Dalam amenorea primer, periode menstruasi tidak pernah dimulai (berdasarkan umur
24
16), sedangkan amenorea sekunder didefinisikan sebagai tidak adanya menstruasi
selama tiga siklus berturut-turut atau jangka waktu lebih dari enam bulan pada wanita
yang sebelumnya menstruasi.
2. Polimenorea
Polimenorea adalah siklus menstruasi yang tidak normal, lebih pendek dari
biasanya atau kurang dari 21 hari. Gangguan ini dikarenakan adanya masalah pada
ovulasi dan pembuahan. Polimenorea dapat menyebabkan wanita mengalami
kesulitan hamil dan gangguan yang lebih serius. Sedangkan oligomenorea adalah
kebalikan dari polimenorea, yakni wanita mengalami siklus menstruasi yang lebih
panjang atau lebih dari 35 hari, namun darah yang keluar saat menstruasi justru
berkurang atau lebih sedikit dari keadaan normal (Manuaba, 2009).
3. Menoragia
Menoragia adalah perdarahan yang terjadi pada masa menstruasi dengan
jumlah yang banyak dapat disertai gumpalan darah bahkan disertai dismenore
(Manuaba, 2009). Pada menoragia, jumlah total darah yang keluar melebihi 80 ml
dalam satu siklus, dan durasi lebih dari 7 hari, untuk frekuensi ganti pembalut dapat
lebih dari 2-5 kali dalam sehari (Prawirohardjo, 2011).
4. Hipomenorea
Hipomenorea merupakan pendarahan yang lebih sedikit dan lebih pendek
dari biasanya. Keadaan ini dapat dikarenakan gangguan rahim, adanya gangguan
endokrin dan gangguan lain di alat reproduksi. Hal ini bisa lebih parah jika wanita
tersebut mengalami tekanan atau stress (Wiknjosastro, 2005). Sedangkan
hipermenora adalah kebalikan dari hipomenora, yaitu pendarahan yang dirasa lebih
banyak dan lebih lama dari biasa atau lebih dari delapan hari. Hal ini bisa disebabkan
adanya mioma di rahim atau gangguan selaput lendir rahim pada saat menstruasi, juga
25
bisa disebabkan penggunaan alat kontrasepsi yang tidak cocok, sehingga
menimbulkan gangguan tersebut (Wiknjosastro, 2005).
5. Dismenore
Dismenore adalah nyeri saat haid yang terasa diperut bagian bawah dan
muncul sebelum, selama dan setelah menstruasi. Nyeri dapat bersifat kolik atau teru-
menerus. Dismenore timbul akibat kontraksi distritmik lapisan miometrium yang
menampilkan satu lebih gejala mulai dari nyeri ringan hingga nyeri berat pada perut
bagian bawah, daerah pantat dan sisi medial paha (Prawirohardjo, 2011).
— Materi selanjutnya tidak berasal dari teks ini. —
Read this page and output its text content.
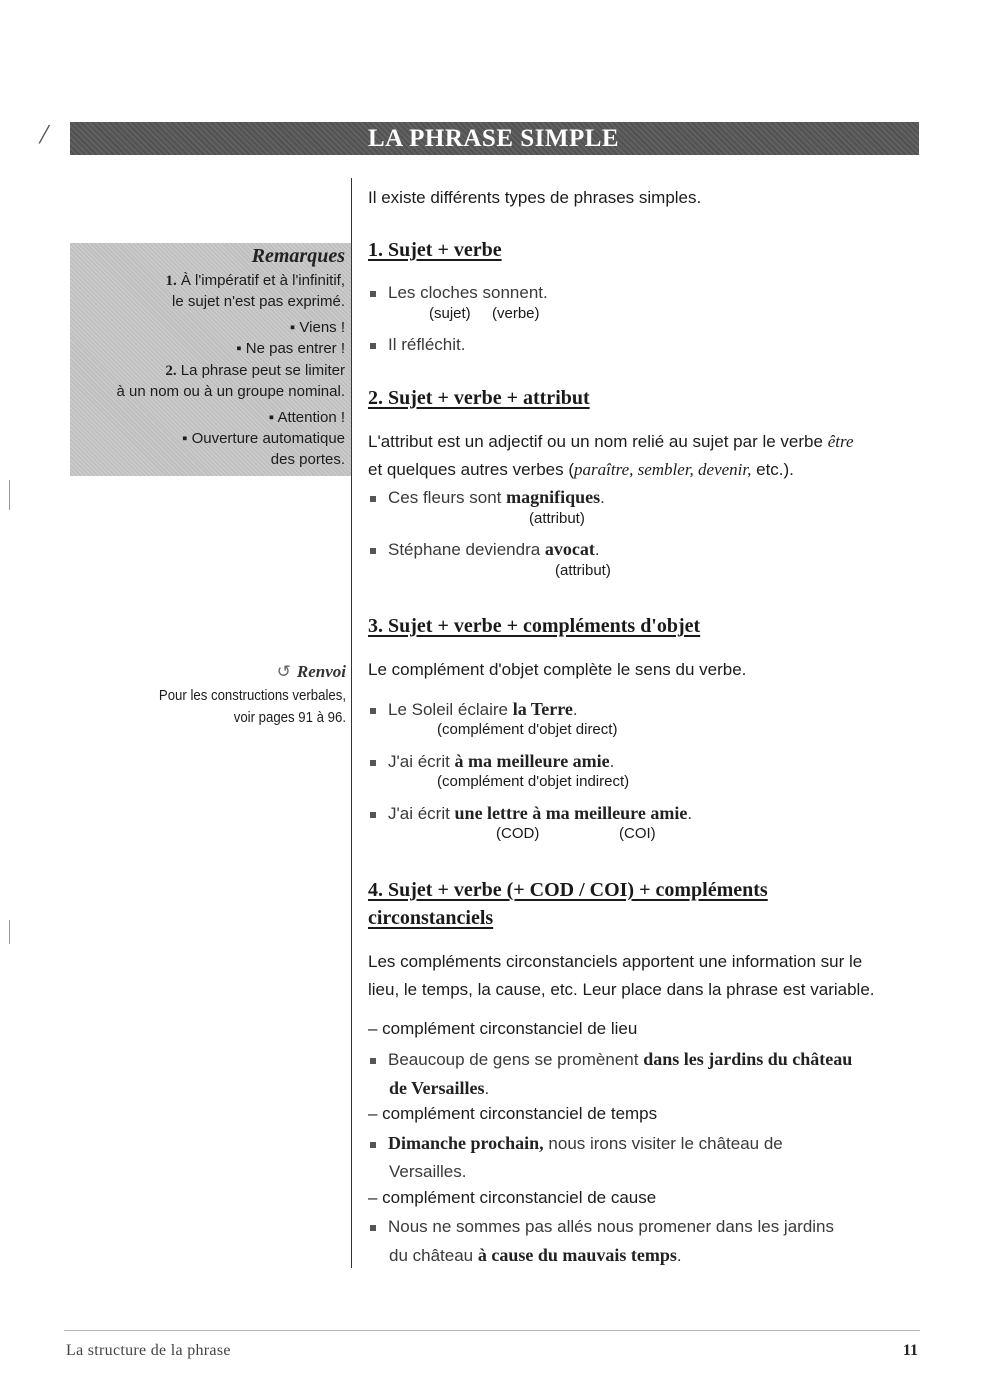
/	LA PHRASE SIMPLE
Il existe différents types de phrases simples.
Remarques
1. À l'impératif et à l'infinitif,
le sujet n'est pas exprimé.
▪ Viens !
▪ Ne pas entrer !
2. La phrase peut se limiter
à un nom ou à un groupe nominal.
▪ Attention !
▪ Ouverture automatique
des portes.
↺ Renvoi
Pour les constructions verbales,
voir pages 91 à 96.
1. Sujet + verbe
Les cloches sonnent.
(sujet) (verbe)
Il réfléchit.
2. Sujet + verbe + attribut
L'attribut est un adjectif ou un nom relié au sujet par le verbe être
et quelques autres verbes (paraître, sembler, devenir, etc.).
Ces fleurs sont magnifiques.
(attribut)
Stéphane deviendra avocat.
(attribut)
3. Sujet + verbe + compléments d'objet
Le complément d'objet complète le sens du verbe.
Le Soleil éclaire la Terre.
(complément d'objet direct)
J'ai écrit à ma meilleure amie.
(complément d'objet indirect)
J'ai écrit une lettre à ma meilleure amie.
(COD)	(COI)
4. Sujet + verbe (+ COD / COI) + compléments
circonstanciels
Les compléments circonstanciels apportent une information sur le
lieu, le temps, la cause, etc. Leur place dans la phrase est variable.
– complément circonstanciel de lieu
Beaucoup de gens se promènent dans les jardins du château
de Versailles.
– complément circonstanciel de temps
Dimanche prochain, nous irons visiter le château de
Versailles.
– complément circonstanciel de cause
Nous ne sommes pas allés nous promener dans les jardins
du château à cause du mauvais temps.
La structure de la phrase	11
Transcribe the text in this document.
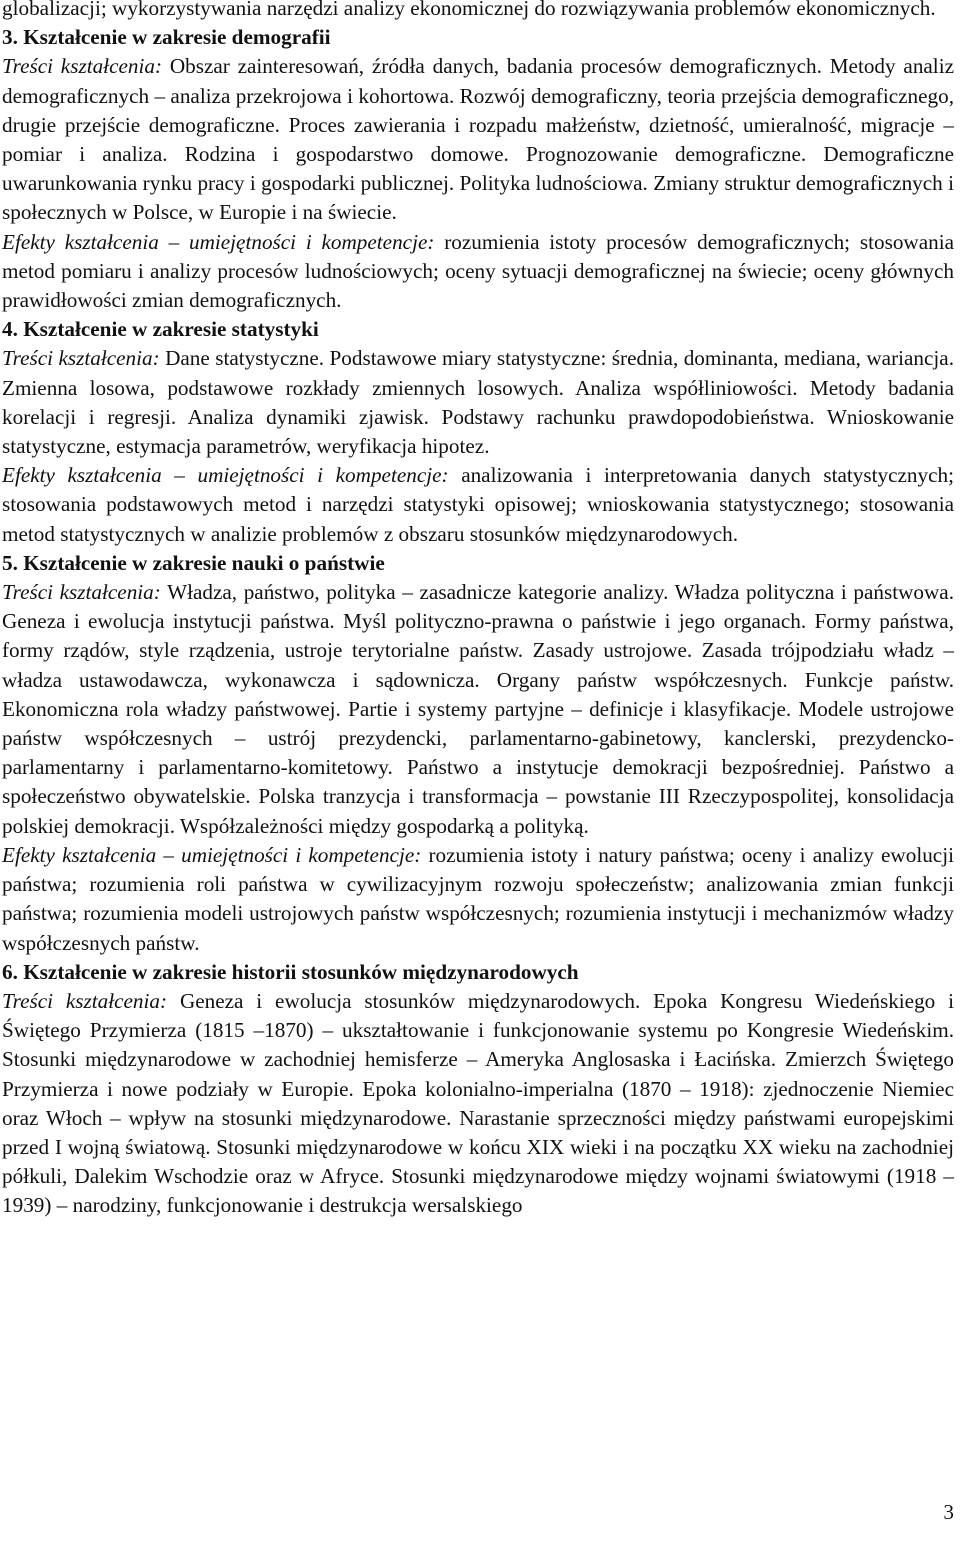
globalizacji; wykorzystywania narzędzi analizy ekonomicznej do rozwiązywania problemów ekonomicznych.

3. Kształcenie w zakresie demografii

Treści kształcenia: Obszar zainteresowań, źródła danych, badania procesów demograficznych. Metody analiz demograficznych – analiza przekrojowa i kohortowa. Rozwój demograficzny, teoria przejścia demograficznego, drugie przejście demograficzne. Proces zawierania i rozpadu małżeństw, dzietność, umieralność, migracje – pomiar i analiza. Rodzina i gospodarstwo domowe. Prognozowanie demograficzne. Demograficzne uwarunkowania rynku pracy i gospodarki publicznej. Polityka ludnościowa. Zmiany struktur demograficznych i społecznych w Polsce, w Europie i na świecie.

Efekty kształcenia – umiejętności i kompetencje: rozumienia istoty procesów demograficznych; stosowania metod pomiaru i analizy procesów ludnościowych; oceny sytuacji demograficznej na świecie; oceny głównych prawidłowości zmian demograficznych.

4. Kształcenie w zakresie statystyki

Treści kształcenia: Dane statystyczne. Podstawowe miary statystyczne: średnia, dominanta, mediana, wariancja. Zmienna losowa, podstawowe rozkłady zmiennych losowych. Analiza współliniowości. Metody badania korelacji i regresji. Analiza dynamiki zjawisk. Podstawy rachunku prawdopodobieństwa. Wnioskowanie statystyczne, estymacja parametrów, weryfikacja hipotez.

Efekty kształcenia – umiejętności i kompetencje: analizowania i interpretowania danych statystycznych; stosowania podstawowych metod i narzędzi statystyki opisowej; wnioskowania statystycznego; stosowania metod statystycznych w analizie problemów z obszaru stosunków międzynarodowych.

5. Kształcenie w zakresie nauki o państwie

Treści kształcenia: Władza, państwo, polityka – zasadnicze kategorie analizy. Władza polityczna i państwowa. Geneza i ewolucja instytucji państwa. Myśl polityczno-prawna o państwie i jego organach. Formy państwa, formy rządów, style rządzenia, ustroje terytorialne państw. Zasady ustrojowe. Zasada trójpodziału władz – władza ustawodawcza, wykonawcza i sądownicza. Organy państw współczesnych. Funkcje państw. Ekonomiczna rola władzy państwowej. Partie i systemy partyjne – definicje i klasyfikacje. Modele ustrojowe państw współczesnych – ustrój prezydencki, parlamentarno-gabinetowy, kanclerski, prezydencko-parlamentarny i parlamentarno-komitetowy. Państwo a instytucje demokracji bezpośredniej. Państwo a społeczeństwo obywatelskie. Polska tranzycja i transformacja – powstanie III Rzeczypospolitej, konsolidacja polskiej demokracji. Współzależności między gospodarką a polityką.

Efekty kształcenia – umiejętności i kompetencje: rozumienia istoty i natury państwa; oceny i analizy ewolucji państwa; rozumienia roli państwa w cywilizacyjnym rozwoju społeczeństw; analizowania zmian funkcji państwa; rozumienia modeli ustrojowych państw współczesnych; rozumienia instytucji i mechanizmów władzy współczesnych państw.

6. Kształcenie w zakresie historii stosunków międzynarodowych

Treści kształcenia: Geneza i ewolucja stosunków międzynarodowych. Epoka Kongresu Wiedeńskiego i Świętego Przymierza (1815 –1870) – ukształtowanie i funkcjonowanie systemu po Kongresie Wiedeńskim. Stosunki międzynarodowe w zachodniej hemisferze – Ameryka Anglosaska i Łacińska. Zmierzch Świętego Przymierza i nowe podziały w Europie. Epoka kolonialno-imperialna (1870 – 1918): zjednoczenie Niemiec oraz Włoch – wpływ na stosunki międzynarodowe. Narastanie sprzeczności między państwami europejskimi przed I wojną światową. Stosunki międzynarodowe w końcu XIX wieki i na początku XX wieku na zachodniej półkuli, Dalekim Wschodzie oraz w Afryce. Stosunki międzynarodowe między wojnami światowymi (1918 – 1939) – narodziny, funkcjonowanie i destrukcja wersalskiego

3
2.2 Konsep Nyeri Haid (Dismenore)
2.2.1 Pengertian Nyeri Haid (Dismenore)
Nyeri haid biasa disebut dismenore, biasanya sangat menyiksa bagi
perempuan. Banyak diantara tidak bisa bangun dari tempat tidur atau mengalami
kesulitan berjalan, tidak jarang yang mengalami penderitaan sehingga tidak dapat
mengerjakan apapun. Remaja putri yang mengalami nyeri haid, biasanya harus
beristirahat sehingga dapat mempengaruhi aktivitas sehari-hari dan berdampak pada
kinerja atau produktivitas remaja (Kusmiyati, 2011).
Nyeri haid adalah sensasi nyeri/kram di perut bagian bawah yang sering
disertai gejala biologis lainnya termasuk pusing, kelelahan, berkeringat, sakit
punggung, sakit kepala, mual, muntah, dan diare yang terjadi sesaat sebelum atau
selama haid dan ejala dismenore yang paling umum adalah nyeri mirip kram di bagian
bawah perut yang menyebar dan gejala lain yang timbul diantaranya adalah muntah,
sakit kepala, cemas, kelelahan, diare, pusing dan rasa kembung (Shirvani, Tabari, &
Alipour, 2017).
Menurut Desi Nataria (2011), nyeri haid atau dismenore adalah nyeri yang
bersifat kram dan berpusat pada perut bagian bawah. Dismenore didefinisikan
26
sebagai nyeri haid yang sedemikian hebatnya sehingga memaksa penderita untuk
istirahat dan meninggalkan pekerjaan atau kegiatan sehari-hari, untuk beberapa jam
atau beberapa hari. Dismenore adalah nyeri perut yang berasal dari kram rahim yang
terjadi selama haid. Rasa nyeri timbul bersamaan dengan permulaan haid dan
berlangsung beberapa jam hingga beberapa hari hingga mencapai puncak nyeri.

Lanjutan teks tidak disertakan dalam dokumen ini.